Heh, the other parts of the tech stack are much more bloated,
so this bloat is okay? A unique argument, but I'd argue that's
why those bloated formats you mention are largely dying off too.
They don't, it's getting worse by the day, that's why I mentioned
Akoma Ntoso and XLIFF, they will be used more and more. The world
is not limited to webshit (see n-gate.com for the reference).
I'm in charge at the European Commission of the biggest
translation memory in the world. It handles currently 30
languages and without UTF-8 and UTF-16 it would be
unmanageable. I still remember when I started there in 2002
when we handled only 11 languages of which only 1 was of
another alphabet (Greek). Everything was based on RTF with
codepages and it was a braindead mess. My first job in 2003
was to extend the system to handle the 8 newcomer languages
and with ASCII based encodings it was completely unmanageable
because every document processed mixes languages and alphabets
freely (addresses and names are often written in their
original form for instance).
I have no idea what a "translation memory" is. I don't doubt
that dealing with non-standard codepages or layouts was
difficult, and that a standard like Unicode made your life
easier. But the question isn't whether standards would clean
things up, of course they would, the question is whether a
hypothetical header-based standard would be better than the
current continuation byte standard, UTF-8. I think your life
would've been even easier with the former, though depending on
your usage, maybe the main gain for you would be just from
standardization.
I doubt it because the issue has nothing to do with network
protocols as you seem to imply. It is about data format, i.e. the
content that may be shuffled over a net, but can also stay on a
disk, be printed on paper (gasp so old tech) or used
interactively in a GUI.
2 years ago we implemented also support for Chinese. The nice
thing was that we didn't have to change much to do that thanks
to Unicode. The second surprise was with the file sizes,
Chinese documents were generally smaller than their European
counterparts. Yes CJK requires 3 bytes for each ideogram, but
generally 1 ideogram replaces many letters. The ideogram 亿
replaces "One hundred million" for example, which of them take
more bytes? So if CJK indeed requires more bytes to encode, it
is firstly because they NEED many more bits in the first place
(there are around 30000 CJK codepoints in the BMP alone, add
to it the 60000 that are in the SIP and we have a need of 17
bits only to encode them.
That's not the relevant criteria: nobody cares if the CJK
documents were smaller than their European counterparts. What
they care about is that, given a different transfer format, the
CJK document could have been significantly smaller still.

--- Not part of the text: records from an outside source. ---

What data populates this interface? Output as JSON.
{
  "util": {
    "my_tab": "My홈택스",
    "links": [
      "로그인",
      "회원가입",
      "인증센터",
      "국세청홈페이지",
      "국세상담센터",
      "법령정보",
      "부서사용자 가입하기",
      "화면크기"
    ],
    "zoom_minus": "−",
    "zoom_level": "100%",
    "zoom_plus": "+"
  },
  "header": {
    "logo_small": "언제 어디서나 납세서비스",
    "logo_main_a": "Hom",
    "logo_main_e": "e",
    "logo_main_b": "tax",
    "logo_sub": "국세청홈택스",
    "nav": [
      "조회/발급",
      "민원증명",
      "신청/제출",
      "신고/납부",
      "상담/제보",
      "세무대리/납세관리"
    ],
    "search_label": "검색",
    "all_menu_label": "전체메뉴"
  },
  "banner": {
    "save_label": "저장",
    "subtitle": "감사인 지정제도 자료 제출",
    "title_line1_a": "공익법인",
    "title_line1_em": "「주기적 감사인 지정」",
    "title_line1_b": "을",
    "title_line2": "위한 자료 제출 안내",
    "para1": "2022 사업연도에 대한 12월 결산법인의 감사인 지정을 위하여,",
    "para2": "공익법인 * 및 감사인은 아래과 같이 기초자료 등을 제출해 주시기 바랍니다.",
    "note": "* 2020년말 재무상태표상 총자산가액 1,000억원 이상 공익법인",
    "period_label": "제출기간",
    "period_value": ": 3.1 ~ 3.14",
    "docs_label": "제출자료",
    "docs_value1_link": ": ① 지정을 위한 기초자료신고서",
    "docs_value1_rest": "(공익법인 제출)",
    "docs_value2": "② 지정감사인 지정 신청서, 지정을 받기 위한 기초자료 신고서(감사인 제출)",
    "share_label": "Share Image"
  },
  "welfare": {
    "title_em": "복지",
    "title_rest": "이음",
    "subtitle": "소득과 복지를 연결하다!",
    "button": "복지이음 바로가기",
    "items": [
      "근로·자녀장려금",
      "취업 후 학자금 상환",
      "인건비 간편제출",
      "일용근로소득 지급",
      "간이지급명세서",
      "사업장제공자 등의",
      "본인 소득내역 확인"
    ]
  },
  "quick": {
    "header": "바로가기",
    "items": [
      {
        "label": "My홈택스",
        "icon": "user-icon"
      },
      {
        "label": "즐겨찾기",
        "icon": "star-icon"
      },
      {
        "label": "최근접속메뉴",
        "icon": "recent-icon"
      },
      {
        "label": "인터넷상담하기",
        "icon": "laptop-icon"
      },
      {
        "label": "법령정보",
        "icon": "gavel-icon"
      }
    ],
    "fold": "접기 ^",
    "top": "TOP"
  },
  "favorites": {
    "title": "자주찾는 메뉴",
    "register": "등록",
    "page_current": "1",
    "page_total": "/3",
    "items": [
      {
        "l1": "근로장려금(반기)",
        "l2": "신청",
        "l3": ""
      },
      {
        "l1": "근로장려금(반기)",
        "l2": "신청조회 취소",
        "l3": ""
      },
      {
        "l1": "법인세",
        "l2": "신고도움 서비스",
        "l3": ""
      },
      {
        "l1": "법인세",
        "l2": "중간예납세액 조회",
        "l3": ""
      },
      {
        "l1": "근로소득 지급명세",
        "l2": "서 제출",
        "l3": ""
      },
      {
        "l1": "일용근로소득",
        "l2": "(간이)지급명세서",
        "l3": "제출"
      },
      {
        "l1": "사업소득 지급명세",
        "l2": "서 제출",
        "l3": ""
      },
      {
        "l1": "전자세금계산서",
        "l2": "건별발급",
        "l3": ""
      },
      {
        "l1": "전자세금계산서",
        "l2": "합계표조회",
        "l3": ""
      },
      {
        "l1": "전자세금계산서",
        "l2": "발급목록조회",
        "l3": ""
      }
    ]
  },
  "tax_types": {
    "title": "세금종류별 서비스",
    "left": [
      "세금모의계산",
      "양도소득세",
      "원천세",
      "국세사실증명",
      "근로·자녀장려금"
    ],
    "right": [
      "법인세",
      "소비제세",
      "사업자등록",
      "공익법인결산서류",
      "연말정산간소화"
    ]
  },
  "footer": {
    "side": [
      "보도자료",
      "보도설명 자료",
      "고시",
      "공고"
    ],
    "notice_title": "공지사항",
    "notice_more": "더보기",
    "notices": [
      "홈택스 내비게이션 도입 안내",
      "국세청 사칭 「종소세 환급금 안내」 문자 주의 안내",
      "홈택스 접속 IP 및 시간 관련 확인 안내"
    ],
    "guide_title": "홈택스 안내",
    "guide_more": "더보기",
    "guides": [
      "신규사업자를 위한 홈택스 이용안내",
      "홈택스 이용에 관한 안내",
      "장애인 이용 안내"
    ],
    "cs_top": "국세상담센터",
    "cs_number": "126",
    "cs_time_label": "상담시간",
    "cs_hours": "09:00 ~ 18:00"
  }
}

Because almost nobody cares about which translation version is
smaller, they care that the text they sent in Chinese or Korean
is as small as it can be.
At most 50% more but if the size is really that important it can
use UTF-16 which is the same size as Big-5 or Shit-JIS, or as
Walter suggested they would better compress the file in that case.
Anyway, I didn't mean to restart this debate, so I'll leave it
here.
- the auto-synchronization and the statelessness are big deals.